Tony Blair no longer refers to himself as Prime Minister or Ex-Prime Minister, nor does Barack Obama call himself President or Ex-President of the USA. A university or other recognized institution may grant you the special privilege to continue using for life the title Professor Emeritus if you are a male or Professor Emerita if you are a female. Emeritus Professor is lopsided and should not be used. Incidentally, in Pakistan one also loses the status of being a Gazetted Officer (i.e. a Notary Public) for the purpose of Attesting any legal document the day one retires. Speaking of the late Professor Thomas Harrison is in order if the gentleman had died while holding that post. Arbitrary convention in many countries allows retired army officers to continue writing their ranks with the letters Retd in brackets, e.g. Gen. (Retd) Javed Qamar Bajwa. My own letterhead, while I was in service until 4 March 1996, read as follows:

Alaf Khan, MBChB DCH FRCP
Professor of Medicine
Postgraduate Medical Institute,
Lady Reading Hospital, Peshawar – Pakistan.

During the few years of private practice after retirement, it was changed to:

Alaf Khan, MBChB DCH FRCP

The signboard above the entrance to my private office showed only my name and occupation (i.e. Alaf Khan — Physician) in Urdu only as below:

The change did not affect the number of those who wished to consult me.
One of our senior medical teachers continues to use his usual letterhead in its customary bold font for about three decades after his retirement.

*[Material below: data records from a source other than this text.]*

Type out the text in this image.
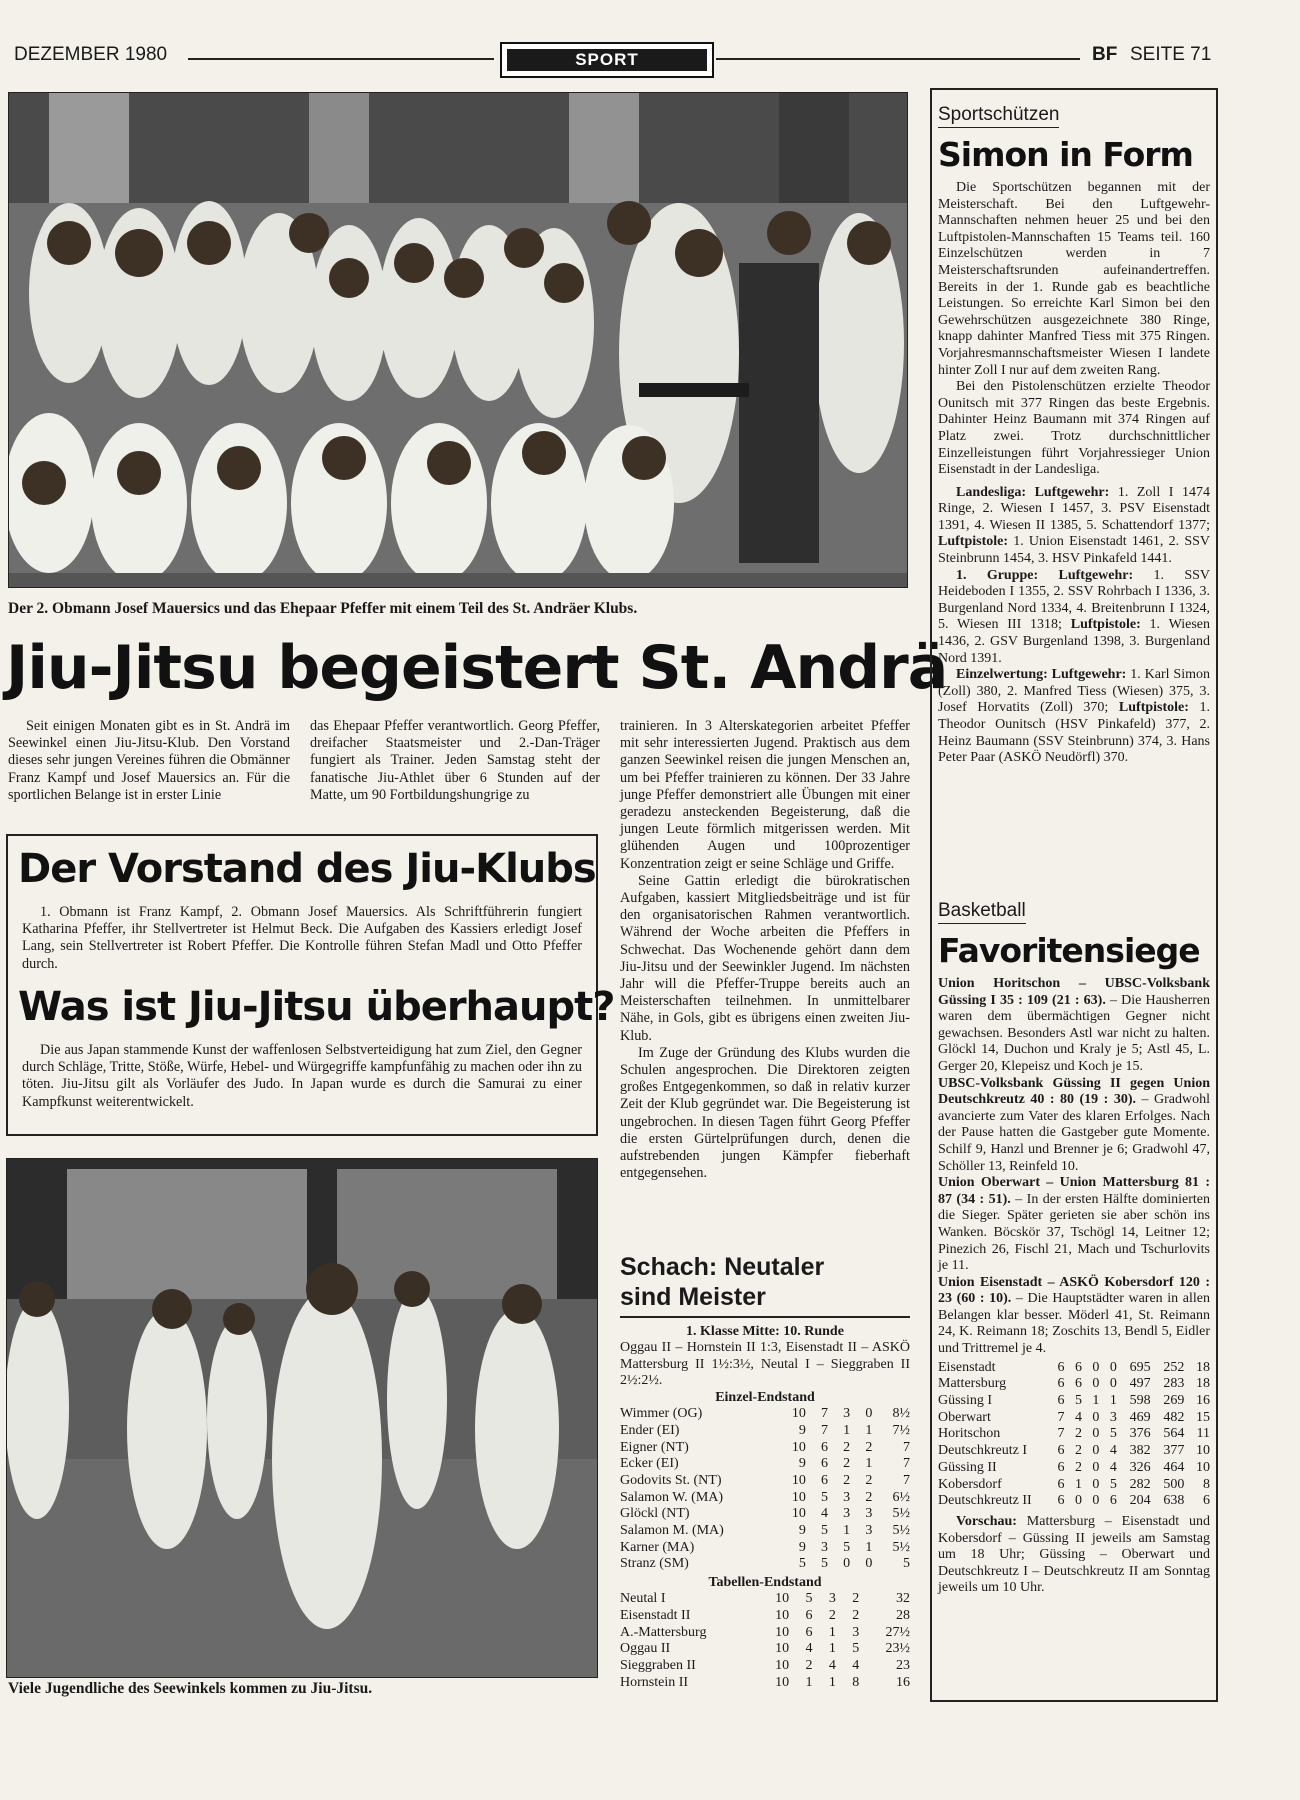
DEZEMBER 1980	SPORT	BF SEITE 71
Der 2. Obmann Josef Mauersics und das Ehepaar Pfeffer mit einem Teil des St. Andräer Klubs.
Jiu-Jitsu begeistert St. Andrä

Seit einigen Monaten gibt es in St. Andrä im Seewinkel einen Jiu-Jitsu-Klub. Den Vorstand dieses sehr jungen Vereines führen die Obmänner Franz Kampf und Josef Mauersics an. Für die sportlichen Belange ist in erster Linie

das Ehepaar Pfeffer verantwortlich. Georg Pfeffer, dreifacher Staatsmeister und 2.-Dan-Träger fungiert als Trainer. Jeden Samstag steht der fanatische Jiu-Athlet über 6 Stunden auf der Matte, um 90 Fortbildungshungrige zu

trainieren. In 3 Alterskategorien arbeitet Pfeffer mit sehr interessierten Jugend. Praktisch aus dem ganzen Seewinkel reisen die jungen Menschen an, um bei Pfeffer trainieren zu können. Der 33 Jahre junge Pfeffer demonstriert alle Übungen mit einer geradezu ansteckenden Begeisterung, daß die jungen Leute förmlich mitgerissen werden. Mit glühenden Augen und 100prozentiger Konzentration zeigt er seine Schläge und Griffe.

Seine Gattin erledigt die bürokratischen Aufgaben, kassiert Mitgliedsbeiträge und ist für den organisatorischen Rahmen verantwortlich. Während der Woche arbeiten die Pfeffers in Schwechat. Das Wochenende gehört dann dem Jiu-Jitsu und der Seewinkler Jugend. Im nächsten Jahr will die Pfeffer-Truppe bereits auch an Meisterschaften teilnehmen. In unmittelbarer Nähe, in Gols, gibt es übrigens einen zweiten Jiu-Klub.

Im Zuge der Gründung des Klubs wurden die Schulen angesprochen. Die Direktoren zeigten großes Entgegenkommen, so daß in relativ kurzer Zeit der Klub gegründet war. Die Begeisterung ist ungebrochen. In diesen Tagen führt Georg Pfeffer die ersten Gürtelprüfungen durch, denen die aufstrebenden jungen Kämpfer fieberhaft entgegensehen.

Der Vorstand des Jiu-Klubs

1. Obmann ist Franz Kampf, 2. Obmann Josef Mauersics. Als Schriftführerin fungiert Katharina Pfeffer, ihr Stellvertreter ist Helmut Beck. Die Aufgaben des Kassiers erledigt Josef Lang, sein Stellvertreter ist Robert Pfeffer. Die Kontrolle führen Stefan Madl und Otto Pfeffer durch.

Was ist Jiu-Jitsu überhaupt?

Die aus Japan stammende Kunst der waffenlosen Selbstverteidigung hat zum Ziel, den Gegner durch Schläge, Tritte, Stöße, Würfe, Hebel- und Würgegriffe kampfunfähig zu machen oder ihn zu töten. Jiu-Jitsu gilt als Vorläufer des Judo. In Japan wurde es durch die Samurai zu einer Kampfkunst weiterentwickelt.

Viele Jugendliche des Seewinkels kommen zu Jiu-Jitsu.
Schach: Neutaler
sind Meister
1. Klasse Mitte: 10. Runde

Oggau II – Hornstein II 1:3, Eisenstadt II – ASKÖ Mattersburg II 1½:3½, Neutal I – Sieggraben II 2½:2½.

Einzel-Endstand
Wimmer (OG)	10	7	3	0	8½
Ender (EI)	9	7	1	1	7½
Eigner (NT)	10	6	2	2	7
Ecker (EI)	9	6	2	1	7
Godovits St. (NT)	10	6	2	2	7
Salamon W. (MA)	10	5	3	2	6½
Glöckl (NT)	10	4	3	3	5½
Salamon M. (MA)	9	5	1	3	5½
Karner (MA)	9	3	5	1	5½
Stranz (SM)	5	5	0	0	5
Tabellen-Endstand
Neutal I	10	5	3	2	32
Eisenstadt II	10	6	2	2	28
A.-Mattersburg	10	6	1	3	27½
Oggau II	10	4	1	5	23½
Sieggraben II	10	2	4	4	23
Hornstein II	10	1	1	8	16
Sportschützen
Simon in Form

Die Sportschützen begannen mit der Meisterschaft. Bei den Luftgewehr-Mannschaften nehmen heuer 25 und bei den Luftpistolen-Mannschaften 15 Teams teil. 160 Einzelschützen werden in 7 Meisterschaftsrunden aufeinandertreffen. Bereits in der 1. Runde gab es beachtliche Leistungen. So erreichte Karl Simon bei den Gewehrschützen ausgezeichnete 380 Ringe, knapp dahinter Manfred Tiess mit 375 Ringen. Vorjahresmannschaftsmeister Wiesen I landete hinter Zoll I nur auf dem zweiten Rang.

Bei den Pistolenschützen erzielte Theodor Ounitsch mit 377 Ringen das beste Ergebnis. Dahinter Heinz Baumann mit 374 Ringen auf Platz zwei. Trotz durchschnittlicher Einzelleistungen führt Vorjahressieger Union Eisenstadt in der Landesliga.

Landesliga: Luftgewehr: 1. Zoll I 1474 Ringe, 2. Wiesen I 1457, 3. PSV Eisenstadt 1391, 4. Wiesen II 1385, 5. Schattendorf 1377; Luftpistole: 1. Union Eisenstadt 1461, 2. SSV Steinbrunn 1454, 3. HSV Pinkafeld 1441.

1. Gruppe: Luftgewehr: 1. SSV Heideboden I 1355, 2. SSV Rohrbach I 1336, 3. Burgenland Nord 1334, 4. Breitenbrunn I 1324, 5. Wiesen III 1318; Luftpistole: 1. Wiesen 1436, 2. GSV Burgenland 1398, 3. Burgenland Nord 1391.

Einzelwertung: Luftgewehr: 1. Karl Simon (Zoll) 380, 2. Manfred Tiess (Wiesen) 375, 3. Josef Horvatits (Zoll) 370; Luftpistole: 1. Theodor Ounitsch (HSV Pinkafeld) 377, 2. Heinz Baumann (SSV Steinbrunn) 374, 3. Hans Peter Paar (ASKÖ Neudörfl) 370.

Basketball
Favoritensiege

Union Horitschon – UBSC-Volksbank Güssing I 35 : 109 (21 : 63). – Die Hausherren waren dem übermächtigen Gegner nicht gewachsen. Besonders Astl war nicht zu halten. Glöckl 14, Duchon und Kraly je 5; Astl 45, L. Gerger 20, Klepeisz und Koch je 15.

UBSC-Volksbank Güssing II gegen Union Deutschkreutz 40 : 80 (19 : 30). – Gradwohl avancierte zum Vater des klaren Erfolges. Nach der Pause hatten die Gastgeber gute Momente. Schilf 9, Hanzl und Brenner je 6; Gradwohl 47, Schöller 13, Reinfeld 10.

Union Oberwart – Union Mattersburg 81 : 87 (34 : 51). – In der ersten Hälfte dominierten die Sieger. Später gerieten sie aber schön ins Wanken. Böcskör 37, Tschögl 14, Leitner 12; Pinezich 26, Fischl 21, Mach und Tschurlovits je 11.

Union Eisenstadt – ASKÖ Kobersdorf 120 : 23 (60 : 10). – Die Hauptstädter waren in allen Belangen klar besser. Möderl 41, St. Reimann 24, K. Reimann 18; Zoschits 13, Bendl 5, Eidler und Trittremel je 4.

Eisenstadt	6	6	0	0	695	252	18
Mattersburg	6	6	0	0	497	283	18
Güssing I	6	5	1	1	598	269	16
Oberwart	7	4	0	3	469	482	15
Horitschon	7	2	0	5	376	564	11
Deutschkreutz I	6	2	0	4	382	377	10
Güssing II	6	2	0	4	326	464	10
Kobersdorf	6	1	0	5	282	500	8
Deutschkreutz II	6	0	0	6	204	638	6

Vorschau: Mattersburg – Eisenstadt und Kobersdorf – Güssing II jeweils am Samstag um 18 Uhr; Güssing – Oberwart und Deutschkreutz I – Deutschkreutz II am Sonntag jeweils um 10 Uhr.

Here it is:

Prof. Nrxlfatgyn Amba Nmhk
F.R.C.P. (LONDON) F.R.C.P. (EDIN) F.A.C.C. (USA) F.C.P.S. (PAK)
President’s Award For Pride Of Performance
President’s Award For Lifetime Achievement
Governor’s Award For Lifetime Achievement
Honorary Physician To The President 
Honorary Brigadier Army Medical Corps
Former Health Minister Nvg Province 
Principal Brehyk Medical College
Dean Faculty Of Medicine, University Of Sawahntp
Vice President, Pakistan Medical and Dental Council

Little space is left for recording the patient’s history, clinical findings, lab results, or the diagnosis. The patient’s own name, his/her history, the date of consultation, and clinical findings are not recorded. Every male patient is Khan and every female one is Bibi. Then follows a list of the prescribed drugs. This is perhaps a shrewd ploy for dodging the Income Tax Officer as well as any troublesome patient who might be tempted to sue the gentleman for some reason. A nameless and dateless prescription sheet has little weight in a court of law or in the Income Tax Appeal Tribunal. Allah posed a blunt question to us more than 1400 years ago: Believers! Why do you say that which you do it not? Greatly abhorred by Allah is that which you utter but do it not (Quran 61: 3).